A huge operation consisting of 800 negotiated WordPress websites is spreading banking Trojans that target the credentials of Brazilian e-banking users. The Trojan utilized in the operation which is known as ‘Chaes,’ and as per the investigators, it’s been constantly spreading since late 2021.    

Although the security firm alerted the Brazilian CERT, the operation is currently, with hundreds of websites still negotiating with malicious scripts that push the malware.

What is the Attack Chain?

When the victim visits one of the negotiated websites, they are offered a pop-up that requests them to install a fake Java Runtime application.

The MSI installer includes three malicious JavaScript files (install.js, sched.js, sucesso.js) that prepare the Python environment for the next stage loader. The sched.js script adds perseverance by creating a Scheduled Task and a Startup link, and sucesso.js is responsible for reporting the status to the C2.

At the same time, the install.js script executes the following tasks:

• Check for Internet connection (using google.com)
• Create %APPDATA%\\\\extensions folder
• Download password-protected archives such as python32.rar/python64.rar and unrar.exe to that extensions folder
• Write the path of the newly created extensions folder to HKEY_CURRENT_USER\\Software\\Python\\Config\\Path
• Performs some basic system profiling
• Execute unrar.exe command with the password specified as an argument to unpack python32.rar/python64.rar
• Connect to C2 and download 32bit and 64bit __init__.py scripts along with two encrypted payloads. Each payload has a pseudo-random name.

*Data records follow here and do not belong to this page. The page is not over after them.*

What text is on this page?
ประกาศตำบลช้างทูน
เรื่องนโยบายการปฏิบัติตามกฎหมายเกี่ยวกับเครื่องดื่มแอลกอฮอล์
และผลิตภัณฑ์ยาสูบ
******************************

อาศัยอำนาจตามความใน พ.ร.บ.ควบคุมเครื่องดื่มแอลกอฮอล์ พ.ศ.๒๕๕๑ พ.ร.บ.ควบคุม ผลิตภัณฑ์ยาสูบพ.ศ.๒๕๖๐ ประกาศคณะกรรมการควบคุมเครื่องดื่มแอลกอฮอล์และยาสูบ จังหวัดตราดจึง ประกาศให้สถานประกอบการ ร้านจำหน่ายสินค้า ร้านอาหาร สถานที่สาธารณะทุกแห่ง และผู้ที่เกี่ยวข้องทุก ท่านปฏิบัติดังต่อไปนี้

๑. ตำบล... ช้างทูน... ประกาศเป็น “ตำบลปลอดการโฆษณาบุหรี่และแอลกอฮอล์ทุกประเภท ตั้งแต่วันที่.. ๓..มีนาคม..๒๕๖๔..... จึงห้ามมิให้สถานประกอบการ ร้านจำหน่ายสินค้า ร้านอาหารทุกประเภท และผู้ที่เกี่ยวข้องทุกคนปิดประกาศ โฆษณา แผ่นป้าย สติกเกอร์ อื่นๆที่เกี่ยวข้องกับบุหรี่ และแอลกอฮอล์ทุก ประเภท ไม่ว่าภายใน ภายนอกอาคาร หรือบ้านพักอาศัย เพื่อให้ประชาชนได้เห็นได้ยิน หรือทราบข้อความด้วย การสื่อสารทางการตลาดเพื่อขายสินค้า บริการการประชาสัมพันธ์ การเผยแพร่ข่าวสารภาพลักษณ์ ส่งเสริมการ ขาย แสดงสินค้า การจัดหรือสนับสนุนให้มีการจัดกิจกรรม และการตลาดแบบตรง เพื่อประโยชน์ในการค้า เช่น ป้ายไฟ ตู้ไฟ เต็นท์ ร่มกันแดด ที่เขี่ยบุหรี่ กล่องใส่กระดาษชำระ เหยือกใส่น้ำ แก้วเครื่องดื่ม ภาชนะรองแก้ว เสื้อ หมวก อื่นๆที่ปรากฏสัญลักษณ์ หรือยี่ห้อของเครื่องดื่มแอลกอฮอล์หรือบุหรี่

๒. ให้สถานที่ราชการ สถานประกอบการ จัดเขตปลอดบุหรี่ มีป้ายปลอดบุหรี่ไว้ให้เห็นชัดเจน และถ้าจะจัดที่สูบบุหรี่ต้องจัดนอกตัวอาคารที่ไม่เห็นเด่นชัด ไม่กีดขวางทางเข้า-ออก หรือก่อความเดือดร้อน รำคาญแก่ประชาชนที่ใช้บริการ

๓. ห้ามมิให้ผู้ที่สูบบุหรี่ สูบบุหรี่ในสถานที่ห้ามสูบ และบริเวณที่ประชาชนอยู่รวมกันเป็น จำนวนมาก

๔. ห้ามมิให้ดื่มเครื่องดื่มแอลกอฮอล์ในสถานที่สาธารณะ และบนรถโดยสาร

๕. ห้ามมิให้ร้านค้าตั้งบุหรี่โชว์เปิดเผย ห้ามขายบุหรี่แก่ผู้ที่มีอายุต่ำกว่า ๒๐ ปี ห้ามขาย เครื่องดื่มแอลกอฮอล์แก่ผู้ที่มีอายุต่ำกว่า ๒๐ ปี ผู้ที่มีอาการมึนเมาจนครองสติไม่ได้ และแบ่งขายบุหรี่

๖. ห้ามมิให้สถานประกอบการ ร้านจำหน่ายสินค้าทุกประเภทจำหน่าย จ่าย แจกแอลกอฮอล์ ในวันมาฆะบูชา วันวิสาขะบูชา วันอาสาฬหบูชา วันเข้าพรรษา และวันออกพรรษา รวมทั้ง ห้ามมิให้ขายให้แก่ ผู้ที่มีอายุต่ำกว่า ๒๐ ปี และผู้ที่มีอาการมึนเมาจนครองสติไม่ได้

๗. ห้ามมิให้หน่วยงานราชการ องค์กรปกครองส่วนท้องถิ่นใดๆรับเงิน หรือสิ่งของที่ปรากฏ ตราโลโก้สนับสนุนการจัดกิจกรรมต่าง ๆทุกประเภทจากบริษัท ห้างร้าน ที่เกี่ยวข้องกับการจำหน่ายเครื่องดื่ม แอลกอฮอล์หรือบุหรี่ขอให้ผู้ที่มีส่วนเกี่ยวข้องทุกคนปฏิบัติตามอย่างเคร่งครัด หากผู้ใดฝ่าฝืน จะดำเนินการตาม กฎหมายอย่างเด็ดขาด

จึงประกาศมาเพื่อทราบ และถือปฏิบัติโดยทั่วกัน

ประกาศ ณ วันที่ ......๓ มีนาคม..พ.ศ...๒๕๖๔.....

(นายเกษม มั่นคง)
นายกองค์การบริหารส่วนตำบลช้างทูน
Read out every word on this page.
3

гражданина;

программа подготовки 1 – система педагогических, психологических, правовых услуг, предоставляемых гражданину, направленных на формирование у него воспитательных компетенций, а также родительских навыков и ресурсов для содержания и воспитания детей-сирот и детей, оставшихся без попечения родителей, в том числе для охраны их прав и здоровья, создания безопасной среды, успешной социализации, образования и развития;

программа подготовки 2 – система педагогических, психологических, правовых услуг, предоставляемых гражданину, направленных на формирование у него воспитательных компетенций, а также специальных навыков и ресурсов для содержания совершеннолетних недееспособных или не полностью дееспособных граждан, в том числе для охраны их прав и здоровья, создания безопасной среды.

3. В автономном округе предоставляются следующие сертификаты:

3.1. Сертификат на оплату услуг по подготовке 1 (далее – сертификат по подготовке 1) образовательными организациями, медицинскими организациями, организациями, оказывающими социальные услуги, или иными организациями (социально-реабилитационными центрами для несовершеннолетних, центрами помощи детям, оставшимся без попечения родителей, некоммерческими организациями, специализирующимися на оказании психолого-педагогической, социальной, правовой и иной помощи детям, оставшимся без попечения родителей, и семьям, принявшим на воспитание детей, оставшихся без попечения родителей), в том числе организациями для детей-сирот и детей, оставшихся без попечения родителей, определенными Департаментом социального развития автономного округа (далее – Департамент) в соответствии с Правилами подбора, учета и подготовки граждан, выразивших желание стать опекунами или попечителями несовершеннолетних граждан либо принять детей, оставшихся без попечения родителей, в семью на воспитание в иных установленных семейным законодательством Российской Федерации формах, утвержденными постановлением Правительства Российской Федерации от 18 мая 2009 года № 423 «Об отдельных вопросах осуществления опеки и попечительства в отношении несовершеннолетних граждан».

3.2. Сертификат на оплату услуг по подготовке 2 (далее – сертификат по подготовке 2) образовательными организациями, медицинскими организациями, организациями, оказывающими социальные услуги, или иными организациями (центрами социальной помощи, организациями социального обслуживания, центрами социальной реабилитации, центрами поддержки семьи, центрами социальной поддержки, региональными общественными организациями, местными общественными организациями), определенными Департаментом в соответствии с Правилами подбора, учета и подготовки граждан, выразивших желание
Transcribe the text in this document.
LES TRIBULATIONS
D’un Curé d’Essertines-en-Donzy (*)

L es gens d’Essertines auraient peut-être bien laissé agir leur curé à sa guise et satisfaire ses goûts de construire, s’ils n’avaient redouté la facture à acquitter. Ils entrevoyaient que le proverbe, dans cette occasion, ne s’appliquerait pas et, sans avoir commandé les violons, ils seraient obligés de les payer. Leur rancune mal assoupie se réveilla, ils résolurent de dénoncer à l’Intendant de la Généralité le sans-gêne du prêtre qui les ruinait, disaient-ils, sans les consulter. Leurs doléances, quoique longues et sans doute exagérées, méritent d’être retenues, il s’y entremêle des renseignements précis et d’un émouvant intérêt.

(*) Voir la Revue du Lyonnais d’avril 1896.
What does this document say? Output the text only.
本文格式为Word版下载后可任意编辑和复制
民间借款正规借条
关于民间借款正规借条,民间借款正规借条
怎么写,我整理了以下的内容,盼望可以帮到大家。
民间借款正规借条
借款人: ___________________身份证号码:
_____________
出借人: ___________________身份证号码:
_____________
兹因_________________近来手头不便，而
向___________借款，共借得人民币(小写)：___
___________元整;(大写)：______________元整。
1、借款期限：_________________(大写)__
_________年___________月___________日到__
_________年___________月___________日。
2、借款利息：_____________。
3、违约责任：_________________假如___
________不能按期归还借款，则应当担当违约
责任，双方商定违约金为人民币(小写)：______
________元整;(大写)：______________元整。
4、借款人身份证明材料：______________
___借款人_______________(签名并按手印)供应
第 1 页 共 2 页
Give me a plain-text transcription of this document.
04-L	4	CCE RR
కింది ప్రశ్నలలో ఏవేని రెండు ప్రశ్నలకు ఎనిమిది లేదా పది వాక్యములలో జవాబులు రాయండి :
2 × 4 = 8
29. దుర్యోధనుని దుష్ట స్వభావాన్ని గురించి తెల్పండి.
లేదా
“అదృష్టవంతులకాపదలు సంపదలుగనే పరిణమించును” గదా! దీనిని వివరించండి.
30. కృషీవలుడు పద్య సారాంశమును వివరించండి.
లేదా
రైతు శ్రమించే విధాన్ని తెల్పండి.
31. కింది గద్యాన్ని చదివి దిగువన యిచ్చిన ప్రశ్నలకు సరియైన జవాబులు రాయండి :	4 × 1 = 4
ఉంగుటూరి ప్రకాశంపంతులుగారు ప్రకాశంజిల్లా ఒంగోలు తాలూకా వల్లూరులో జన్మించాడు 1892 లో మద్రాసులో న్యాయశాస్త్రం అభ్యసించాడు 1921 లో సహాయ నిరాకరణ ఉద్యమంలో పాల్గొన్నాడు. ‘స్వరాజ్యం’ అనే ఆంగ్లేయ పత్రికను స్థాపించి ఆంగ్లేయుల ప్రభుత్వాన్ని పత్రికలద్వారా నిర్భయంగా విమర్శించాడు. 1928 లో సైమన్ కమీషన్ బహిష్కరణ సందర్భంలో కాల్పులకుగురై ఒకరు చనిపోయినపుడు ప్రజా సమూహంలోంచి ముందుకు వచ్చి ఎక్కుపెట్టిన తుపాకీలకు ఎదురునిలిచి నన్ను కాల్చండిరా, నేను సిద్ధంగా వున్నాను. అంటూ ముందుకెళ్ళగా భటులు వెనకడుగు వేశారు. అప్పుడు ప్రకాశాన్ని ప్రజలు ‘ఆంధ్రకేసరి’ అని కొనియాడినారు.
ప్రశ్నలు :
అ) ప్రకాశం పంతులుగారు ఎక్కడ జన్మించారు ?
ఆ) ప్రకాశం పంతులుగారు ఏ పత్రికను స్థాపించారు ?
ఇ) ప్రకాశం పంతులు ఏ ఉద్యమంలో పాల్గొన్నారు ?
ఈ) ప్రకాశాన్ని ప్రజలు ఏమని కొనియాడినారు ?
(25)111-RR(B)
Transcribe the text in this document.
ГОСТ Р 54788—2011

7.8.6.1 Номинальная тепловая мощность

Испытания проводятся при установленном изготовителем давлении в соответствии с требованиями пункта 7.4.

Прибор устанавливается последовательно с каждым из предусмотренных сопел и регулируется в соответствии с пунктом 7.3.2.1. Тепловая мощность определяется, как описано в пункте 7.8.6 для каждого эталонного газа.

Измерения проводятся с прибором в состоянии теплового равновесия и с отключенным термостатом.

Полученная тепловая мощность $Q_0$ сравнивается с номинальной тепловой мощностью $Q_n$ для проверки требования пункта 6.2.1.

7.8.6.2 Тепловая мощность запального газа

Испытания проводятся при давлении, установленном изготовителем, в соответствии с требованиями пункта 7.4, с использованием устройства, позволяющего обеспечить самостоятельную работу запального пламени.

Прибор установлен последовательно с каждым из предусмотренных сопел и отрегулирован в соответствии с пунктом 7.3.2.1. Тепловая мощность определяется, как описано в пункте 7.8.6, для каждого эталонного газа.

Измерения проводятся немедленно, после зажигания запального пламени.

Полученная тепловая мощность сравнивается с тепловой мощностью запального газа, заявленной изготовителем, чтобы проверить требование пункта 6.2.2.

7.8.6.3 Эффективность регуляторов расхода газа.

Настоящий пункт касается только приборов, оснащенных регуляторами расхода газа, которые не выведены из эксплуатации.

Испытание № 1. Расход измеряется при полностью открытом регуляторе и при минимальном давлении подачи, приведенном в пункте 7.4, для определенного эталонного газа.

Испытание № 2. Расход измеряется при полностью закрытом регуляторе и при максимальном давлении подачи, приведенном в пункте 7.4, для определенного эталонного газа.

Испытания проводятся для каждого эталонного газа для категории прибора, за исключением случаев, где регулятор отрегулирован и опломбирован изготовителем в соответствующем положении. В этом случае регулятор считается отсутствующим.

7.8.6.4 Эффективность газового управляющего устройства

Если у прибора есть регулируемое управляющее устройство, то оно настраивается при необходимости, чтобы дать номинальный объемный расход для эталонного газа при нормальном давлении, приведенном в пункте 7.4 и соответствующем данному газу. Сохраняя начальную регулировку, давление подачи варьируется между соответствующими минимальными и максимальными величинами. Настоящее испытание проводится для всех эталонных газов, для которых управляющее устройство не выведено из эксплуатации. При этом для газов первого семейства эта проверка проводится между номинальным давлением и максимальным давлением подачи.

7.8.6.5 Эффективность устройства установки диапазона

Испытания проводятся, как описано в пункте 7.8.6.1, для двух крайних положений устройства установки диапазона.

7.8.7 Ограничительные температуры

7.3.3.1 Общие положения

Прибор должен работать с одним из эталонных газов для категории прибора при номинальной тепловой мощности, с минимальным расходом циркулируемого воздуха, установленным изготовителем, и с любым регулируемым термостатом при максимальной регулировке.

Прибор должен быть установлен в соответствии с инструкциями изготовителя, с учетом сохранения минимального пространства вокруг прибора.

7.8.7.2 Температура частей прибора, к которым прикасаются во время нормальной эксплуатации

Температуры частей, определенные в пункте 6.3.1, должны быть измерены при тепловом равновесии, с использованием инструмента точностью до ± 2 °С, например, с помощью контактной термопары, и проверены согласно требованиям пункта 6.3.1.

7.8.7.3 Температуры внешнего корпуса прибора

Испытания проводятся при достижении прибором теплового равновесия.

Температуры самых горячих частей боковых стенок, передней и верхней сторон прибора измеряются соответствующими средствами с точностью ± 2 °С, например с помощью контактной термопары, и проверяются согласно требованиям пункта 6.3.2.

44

The Python loader chain unfolds in memory and involves loading multiple scripts, shellcode, and Delphi DLLs until everything is in its proper place for executing the final payloads. The last stage is attempted by instructions.js, which fetches the Chrome extension and installs them on the victim’s system. Finally, all the extensions are started with the proper arguments.

How many Chrome Browsers Extensions are installed?

Researcher’s state that they have seen five different malicious Chrome Browser extensions installed on victim’s devices, including:

• Online – Fingerprints the victim and writes a registry key.
• Mtps4 – Connects to the C2 and waits for incoming PascalScripts. Also capable of capturing a screenshot and displaying it in full screen to hide malicious tasks running in the background.
• Chrolog – Steals passwords from Google Chrome by exfiltrating the database to the C2 through HTTP.
• Chronodx – A loader and JS banking trojan that runs silently in the background and waits for a Chrome launch. If the browser is opened, it will close it immediately and reopen its instance of Chrome making banking info collection possible.
• Chremows – Targets Mercado Libre online marketplace credentials.

At this time, the Chaes campaign is still ongoing, and those who have been compromised will remain at risk even if the websites are cleaned. Our security researchers claim that some of the compromised websites abused for dropping the payloads are very popular in Brazil, so the number of infected systems is likely large.